Though my preference would be to not know anything, I am grateful that I seem to be catching Donald Trump on the reruns. It wasn’t until I was driving into work post-debate that I learned that Mr. Humble had the audacity to comment on Carly Fiorina’s face. Never having paid much attention to her, I couldn’t imagine what he had to say about her face—or why. Here we are in 2015, and it is still tough times for women.
I don’t know whether Carly Fiorina—or any of the three other female CEOs of Hewlett-Packard since she left—received the same salary (adjusted for inflation, of course) as the six men who held that position between Fiorina and current CEO Meg Whitman—but I’d bet big money each of their compensation well outstripped the highest paid nonprofit “CEO”—male or female. Not really going out on a limb there, am I?
Nor is it a risk to say that as badly as those CEOs’ salaries ran circles around male nonprofit executives, the number of circles run was even greater for the female nonprofit executives. Sadly, Guidestar’s recently released Nonprofit Compensation Report (reporting on data from 2013) shows that not only did the pay differential for male and female executives continue—for the 15th year in a row (and only 15 because this report has only been published for 15 years)—but the number of women filling in that lead position decreased.
There is movement in the right direction, though I hesitate to call it progress: in 2001, that pay differential had female leaders earning anywhere from 21% to 47% less than their male counterparts. (Please: take the time to let that sink in: in this century, women were paid almost half the salary of men.) The 2015 Report finds the range of disparity dropping to “only” 6% to23%.
Some of you might actually be thinking something along the lines of, “Not bad!” or “See, there is progress/hope.” Yes, so long as it isn’t your paycheck, your family, your job. And while female leaders did make a little headway into the leadership positions at organizations with annual budgets over $50 million, there numbers only represent 18%.
We know there is no logical reason why these differentials should continue. If you know both male and female leaders, you know you have the aces, duds and middle ground in each group. The pay inequity can’t possibly reflect actual performance differences, but more likely reflects old ways of thinking and behavioral differences.
Here’s one of the many times where I’ve wanted one of those Men in Black memory erasing flashers so that we could erase from every dinosaur brains those malinger thoughts that in our society men are breadwinners; women are not.

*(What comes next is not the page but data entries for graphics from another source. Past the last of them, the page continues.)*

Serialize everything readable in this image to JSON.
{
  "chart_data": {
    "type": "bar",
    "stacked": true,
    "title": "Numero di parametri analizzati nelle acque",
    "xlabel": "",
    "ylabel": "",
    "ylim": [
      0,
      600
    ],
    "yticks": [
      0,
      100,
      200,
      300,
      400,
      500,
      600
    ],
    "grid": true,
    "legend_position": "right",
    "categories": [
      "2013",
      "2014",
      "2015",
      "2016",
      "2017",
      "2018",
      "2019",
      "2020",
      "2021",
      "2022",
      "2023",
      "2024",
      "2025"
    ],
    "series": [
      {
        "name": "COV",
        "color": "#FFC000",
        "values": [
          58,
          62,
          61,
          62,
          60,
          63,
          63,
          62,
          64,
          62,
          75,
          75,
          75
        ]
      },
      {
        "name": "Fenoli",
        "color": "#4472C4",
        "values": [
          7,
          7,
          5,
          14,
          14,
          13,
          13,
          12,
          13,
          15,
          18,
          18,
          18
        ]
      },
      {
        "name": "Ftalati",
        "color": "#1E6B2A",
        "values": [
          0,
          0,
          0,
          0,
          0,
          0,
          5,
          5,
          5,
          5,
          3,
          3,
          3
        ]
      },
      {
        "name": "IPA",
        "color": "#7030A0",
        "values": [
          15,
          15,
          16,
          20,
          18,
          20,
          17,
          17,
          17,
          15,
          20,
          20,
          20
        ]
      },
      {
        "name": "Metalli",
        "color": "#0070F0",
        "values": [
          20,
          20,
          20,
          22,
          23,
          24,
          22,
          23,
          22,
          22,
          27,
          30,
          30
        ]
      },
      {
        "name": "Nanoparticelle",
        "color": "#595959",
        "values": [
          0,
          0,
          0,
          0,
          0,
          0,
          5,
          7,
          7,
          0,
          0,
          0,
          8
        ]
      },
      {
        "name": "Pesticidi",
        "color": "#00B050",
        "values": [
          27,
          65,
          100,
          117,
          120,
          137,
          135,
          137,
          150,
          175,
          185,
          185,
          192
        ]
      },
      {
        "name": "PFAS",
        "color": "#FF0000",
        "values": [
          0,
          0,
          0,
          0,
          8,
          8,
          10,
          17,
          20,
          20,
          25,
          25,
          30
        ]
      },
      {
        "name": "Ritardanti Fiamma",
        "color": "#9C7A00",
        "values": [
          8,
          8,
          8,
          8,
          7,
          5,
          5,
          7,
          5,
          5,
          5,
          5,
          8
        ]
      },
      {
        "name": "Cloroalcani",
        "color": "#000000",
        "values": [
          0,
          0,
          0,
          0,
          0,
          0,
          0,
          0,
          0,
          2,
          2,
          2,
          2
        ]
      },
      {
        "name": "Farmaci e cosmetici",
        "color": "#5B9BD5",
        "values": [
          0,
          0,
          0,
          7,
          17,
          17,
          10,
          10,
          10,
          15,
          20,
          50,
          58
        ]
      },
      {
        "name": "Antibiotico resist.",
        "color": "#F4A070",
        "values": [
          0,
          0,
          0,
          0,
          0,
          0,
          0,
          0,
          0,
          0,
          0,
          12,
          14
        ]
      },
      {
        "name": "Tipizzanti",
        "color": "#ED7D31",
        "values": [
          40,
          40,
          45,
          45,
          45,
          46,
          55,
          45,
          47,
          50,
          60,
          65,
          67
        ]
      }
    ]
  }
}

According to a 2013 Pew Research Center poll, four out of 10 women in households with children younger than 18 were the sole or primary breadwinners. That’s a fourfold increase since 1960, and the highest it has ever been. But let’s be honest: in no compensation schedule for work done on a job have I ever seen factors such as: primary breadwinner or not? number of mouths to feed? bodies to clothe? healthcare to provide? And I bet you haven’t either. Compensation for work done at a job is determined by experience being brought to the position and how well the position is executed, generally over time.
And here’s where the behavioral differences come into play. Nothing we haven’t known for a quite some time, but a new study really highlights these gender differences in way that can be seen to directly tie back to pay differentials. Two researchers, one at the University of North Carolina and the other at the University of Pennsylvania, wanting to understand why there are so many more male entrepreneurs than females, studied 90,000 projects launched on Kickstarter. They found that when women failed to meet their Kickstarter goal and, therefore, couldn’t launch their enterprise, they were more likely not to try again, thinking they tried, it didn’t work, it didn’t match their sweet spot, move on.
Males, on the other hand, were overconfident in light of their failures and would try again, believing that the failure to meet their goals wasn’t their fault or of their doing. This pattern of women’s lack of confidence and men’s overconfidence also played out for those whose Kickstarter’s campaigns did succeed and they were able to launch their enterprises. Women attributed their success to luck, good friends and support; men attributed it to their own genius and talent. But the finding that really caught my attention was this: if women sported the same overconfidence as men, they would launch 1/3 more second projects than they do now. Sad to think about all the opportunities that we, as a society, are losing as a result.
We have known for quite some time that women, for the most part, are more humble than men, are far more willing to share credit with others (while taking the blame solely on their own shoulders), to downplay their talents, successes, etc. It is one of the many things that people like about working for female leaders. But perhaps there is a time and place for stepping outside our gender typing—and most likely our comfort zone–and borrowing, temporarily, from men. It just might not hurt to bring that overconfidence to your next compensation negotiation. Along with the MIB doohickey.